Трясясь на ухабах невыносимо пылящей грунтовой дороги, единственной дороги, ведущей к посёлкам на востоке Ленинградской области (всего каких-нибудь 300-400 километров от Петербурга) я задаю сакраментальный вопрос: а почему всё же не заасфальтирована дорога? Мои спутники – экологи северо-запада – сначала молчат. Потом взрываются негодованием. С их точки зрения, дороги в таком ужасном состоянии потому, что все деньги у Питера и Ленинградской области забирают федералы. Не оставляют ни копья, чтобы заасфальтировать дороги. Они говорят мне это напористо и недобро, как представителю федералов. Я подавленно молчу. Я всё это слышала раньше. Слышала от москвичей разговоры о «питерской мафии» и о том, как столице не дают окончательно процвести некультурные приезжие, по непонятным причинам наводнившие город. С Питером, принимающим в себя всё новые волны людей из обескровленной области, происходит нечто похожее. Ни одна страна не может держаться только на одних мегаполисах, сам факт становления мегаполиса с одновременным вымиранием инфраструктуры его окрестностей - противоестественен. Но у Питера есть ресурсы, которых лишила себя Москва.



Здесь очень красиво. Здесь внезапно расходятся долгие зелёные стены по обе стороны от дороги – и ты на берегу озера с холодной и прозрачной водой, с чистым галечным дном. Здесь глухие леса, на вид – абсолютно нехоженые, и лягушки скачут в густой траве у дороги, в шаге от неё богато растут земляника и полевые цветы, а в двух шагах смыкаются древесные кроны. Здесь красивейшие реки – Волхов, Паша, Свирь, Оять. Здесь за поворотами дороги открываются древние монастыри и крепости. Здесь каменные часовни с фресками тринадцатого века, подлинные деревянные часовни века восемнадцатого и святые источники. А ещё здесь, в отсутствие заработка, вымирают деревни и, за редчайшими исключениями, нет ни кафе, ни гостиниц. И, как почти везде сегодня в России за пределами городов-миллионников, красота поддерживается энтузиазмом единиц.

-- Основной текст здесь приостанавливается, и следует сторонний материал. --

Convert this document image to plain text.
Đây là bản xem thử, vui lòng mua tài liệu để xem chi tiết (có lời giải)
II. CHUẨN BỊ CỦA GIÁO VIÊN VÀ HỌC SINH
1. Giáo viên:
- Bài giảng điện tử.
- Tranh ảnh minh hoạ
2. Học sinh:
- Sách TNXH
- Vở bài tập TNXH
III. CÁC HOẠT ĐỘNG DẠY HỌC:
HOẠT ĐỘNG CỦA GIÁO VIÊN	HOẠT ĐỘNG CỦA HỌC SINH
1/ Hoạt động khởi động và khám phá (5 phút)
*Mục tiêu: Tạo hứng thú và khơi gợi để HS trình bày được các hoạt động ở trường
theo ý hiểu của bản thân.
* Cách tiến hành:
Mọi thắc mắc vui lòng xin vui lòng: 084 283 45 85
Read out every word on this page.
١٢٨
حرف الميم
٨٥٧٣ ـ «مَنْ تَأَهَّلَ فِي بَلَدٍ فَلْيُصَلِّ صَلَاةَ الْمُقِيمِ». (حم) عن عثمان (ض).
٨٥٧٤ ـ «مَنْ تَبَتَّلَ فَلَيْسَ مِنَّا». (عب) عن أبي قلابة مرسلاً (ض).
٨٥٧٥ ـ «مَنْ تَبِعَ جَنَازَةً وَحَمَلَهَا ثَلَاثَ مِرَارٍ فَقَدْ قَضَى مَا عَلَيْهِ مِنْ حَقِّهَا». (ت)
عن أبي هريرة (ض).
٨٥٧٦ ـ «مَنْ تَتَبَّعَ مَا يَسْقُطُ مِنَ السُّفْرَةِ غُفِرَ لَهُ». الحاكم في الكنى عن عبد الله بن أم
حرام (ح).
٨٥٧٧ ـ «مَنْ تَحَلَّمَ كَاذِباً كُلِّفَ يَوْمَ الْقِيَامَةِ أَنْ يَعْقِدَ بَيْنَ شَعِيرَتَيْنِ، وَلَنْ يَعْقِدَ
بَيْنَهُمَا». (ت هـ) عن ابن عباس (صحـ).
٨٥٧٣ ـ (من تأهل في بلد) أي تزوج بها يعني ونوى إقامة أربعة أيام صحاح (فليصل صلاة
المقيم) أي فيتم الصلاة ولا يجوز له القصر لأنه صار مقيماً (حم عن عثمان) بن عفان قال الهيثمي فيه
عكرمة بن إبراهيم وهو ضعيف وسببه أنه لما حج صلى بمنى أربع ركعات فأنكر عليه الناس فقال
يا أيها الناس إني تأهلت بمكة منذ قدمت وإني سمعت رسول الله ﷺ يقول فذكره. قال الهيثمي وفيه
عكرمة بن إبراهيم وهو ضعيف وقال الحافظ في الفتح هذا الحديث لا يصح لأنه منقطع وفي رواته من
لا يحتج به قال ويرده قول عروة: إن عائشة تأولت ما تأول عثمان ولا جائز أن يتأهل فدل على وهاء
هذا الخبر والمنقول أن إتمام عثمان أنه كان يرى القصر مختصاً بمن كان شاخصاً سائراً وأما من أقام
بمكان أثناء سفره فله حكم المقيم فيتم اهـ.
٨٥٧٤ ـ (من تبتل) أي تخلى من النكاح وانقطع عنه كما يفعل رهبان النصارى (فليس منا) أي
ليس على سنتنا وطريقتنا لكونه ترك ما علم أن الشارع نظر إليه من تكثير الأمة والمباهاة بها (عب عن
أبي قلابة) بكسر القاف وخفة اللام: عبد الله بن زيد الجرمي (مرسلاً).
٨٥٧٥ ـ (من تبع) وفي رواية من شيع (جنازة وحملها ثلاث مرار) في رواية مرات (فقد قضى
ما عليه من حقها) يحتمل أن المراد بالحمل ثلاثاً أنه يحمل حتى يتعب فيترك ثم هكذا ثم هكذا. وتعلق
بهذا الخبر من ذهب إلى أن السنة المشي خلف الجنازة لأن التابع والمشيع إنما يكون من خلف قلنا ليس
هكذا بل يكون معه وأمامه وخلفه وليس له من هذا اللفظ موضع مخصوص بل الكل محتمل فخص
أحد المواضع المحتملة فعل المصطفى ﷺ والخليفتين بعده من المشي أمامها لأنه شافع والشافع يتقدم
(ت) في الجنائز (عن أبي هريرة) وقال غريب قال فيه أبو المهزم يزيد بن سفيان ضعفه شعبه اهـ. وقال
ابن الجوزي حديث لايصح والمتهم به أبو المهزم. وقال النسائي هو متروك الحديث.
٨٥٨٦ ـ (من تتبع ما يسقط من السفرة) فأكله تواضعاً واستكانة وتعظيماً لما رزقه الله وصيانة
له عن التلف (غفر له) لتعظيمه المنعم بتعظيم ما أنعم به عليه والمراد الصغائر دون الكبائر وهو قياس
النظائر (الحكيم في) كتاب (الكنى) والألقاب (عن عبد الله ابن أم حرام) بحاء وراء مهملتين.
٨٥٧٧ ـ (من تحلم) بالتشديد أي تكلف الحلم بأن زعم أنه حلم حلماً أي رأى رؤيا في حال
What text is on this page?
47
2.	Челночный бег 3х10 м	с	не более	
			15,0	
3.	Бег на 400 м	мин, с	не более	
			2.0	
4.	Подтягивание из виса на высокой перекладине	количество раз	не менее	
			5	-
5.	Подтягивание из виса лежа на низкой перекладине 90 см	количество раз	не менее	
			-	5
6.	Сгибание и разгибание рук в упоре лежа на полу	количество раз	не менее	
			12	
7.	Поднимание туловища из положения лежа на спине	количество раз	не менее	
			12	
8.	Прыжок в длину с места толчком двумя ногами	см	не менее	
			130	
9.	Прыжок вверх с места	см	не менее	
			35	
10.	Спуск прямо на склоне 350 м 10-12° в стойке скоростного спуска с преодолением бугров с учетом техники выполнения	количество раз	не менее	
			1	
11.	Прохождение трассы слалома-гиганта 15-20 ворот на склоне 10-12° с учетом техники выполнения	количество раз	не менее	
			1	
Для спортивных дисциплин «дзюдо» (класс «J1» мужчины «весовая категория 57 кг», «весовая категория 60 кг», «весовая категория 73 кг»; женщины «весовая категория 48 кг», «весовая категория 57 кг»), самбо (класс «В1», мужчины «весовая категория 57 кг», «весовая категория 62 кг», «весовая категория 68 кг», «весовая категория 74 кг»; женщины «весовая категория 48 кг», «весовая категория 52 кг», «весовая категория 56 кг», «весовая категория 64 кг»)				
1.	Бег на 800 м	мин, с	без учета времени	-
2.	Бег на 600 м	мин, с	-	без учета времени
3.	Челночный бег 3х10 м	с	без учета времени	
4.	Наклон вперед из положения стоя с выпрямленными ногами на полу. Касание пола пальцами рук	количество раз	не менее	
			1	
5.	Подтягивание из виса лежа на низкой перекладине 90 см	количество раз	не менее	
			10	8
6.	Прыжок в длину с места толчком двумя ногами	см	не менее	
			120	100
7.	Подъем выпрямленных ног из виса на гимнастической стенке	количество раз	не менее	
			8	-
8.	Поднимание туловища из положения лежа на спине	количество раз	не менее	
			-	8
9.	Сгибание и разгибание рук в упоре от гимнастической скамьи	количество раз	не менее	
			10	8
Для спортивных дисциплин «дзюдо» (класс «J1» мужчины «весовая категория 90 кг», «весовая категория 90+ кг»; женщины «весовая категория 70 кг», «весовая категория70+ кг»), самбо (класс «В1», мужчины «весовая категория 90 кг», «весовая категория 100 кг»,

Двое таких энтузиастов – сотрудник Кунсткамеры Александр Евгеньевич Финченко и житель деревни Ладва Валерий Петрович Карпов – самостоятельно сделали в деревне этнографический музей с богатейшей экспозицией. Это деревянный дом, где собраны предметы вепсского быта и рукоделия. Самих вепсов, как народа, осталось всего несколько тысяч человек. В деревнях они тоже уже почти не живут. А здесь заботливо и аккуратно сохраняется ушедший в прошлое быт, собраны инструменты, назначение которых городской житель постигает очень смутно, сберегаются кружева, вышивки, плетёные коробы, половики – возможно, до того времени, когда, наконец, кто-то из нас, правнуков, захочет воскресить забытое искусство. Это островки памяти, которые не дают нам окончательно растерять нашу древнюю сущность. Сегодня, чтобы добраться сюда, надо выдержать многочасовое испытание дорогой и запустением.

Валерий Петрович не взял с нас денег, и его деревенский, самостоятельно собранный музей странно напомнил при этом крупнейшие и богатейшие галереи Лондона. Британское государство не берёт денег за посещение Национальной галереи с полотнами Рафаэля, Тициана и Леонардо, за вход в Британский музей, где выставлены Розетский камень, египетские мумии и античные древности, за крупнейший музей исторического дизайна – музей Виктории и Альберта. Государственные музеи России продают иностранцам билеты вдвое дороже, чем россиянам. Зато посещение музея Шерлока Холмса в Лондоне обойдётся в шесть фунтов – столько же, сколько стоит Третьяковская галерея для иностранных граждан. Похоже, что и в скаредности государства, и в великодушии его отдельных граждан Россия идёт своим особым, ни с чем не сравнимым путём.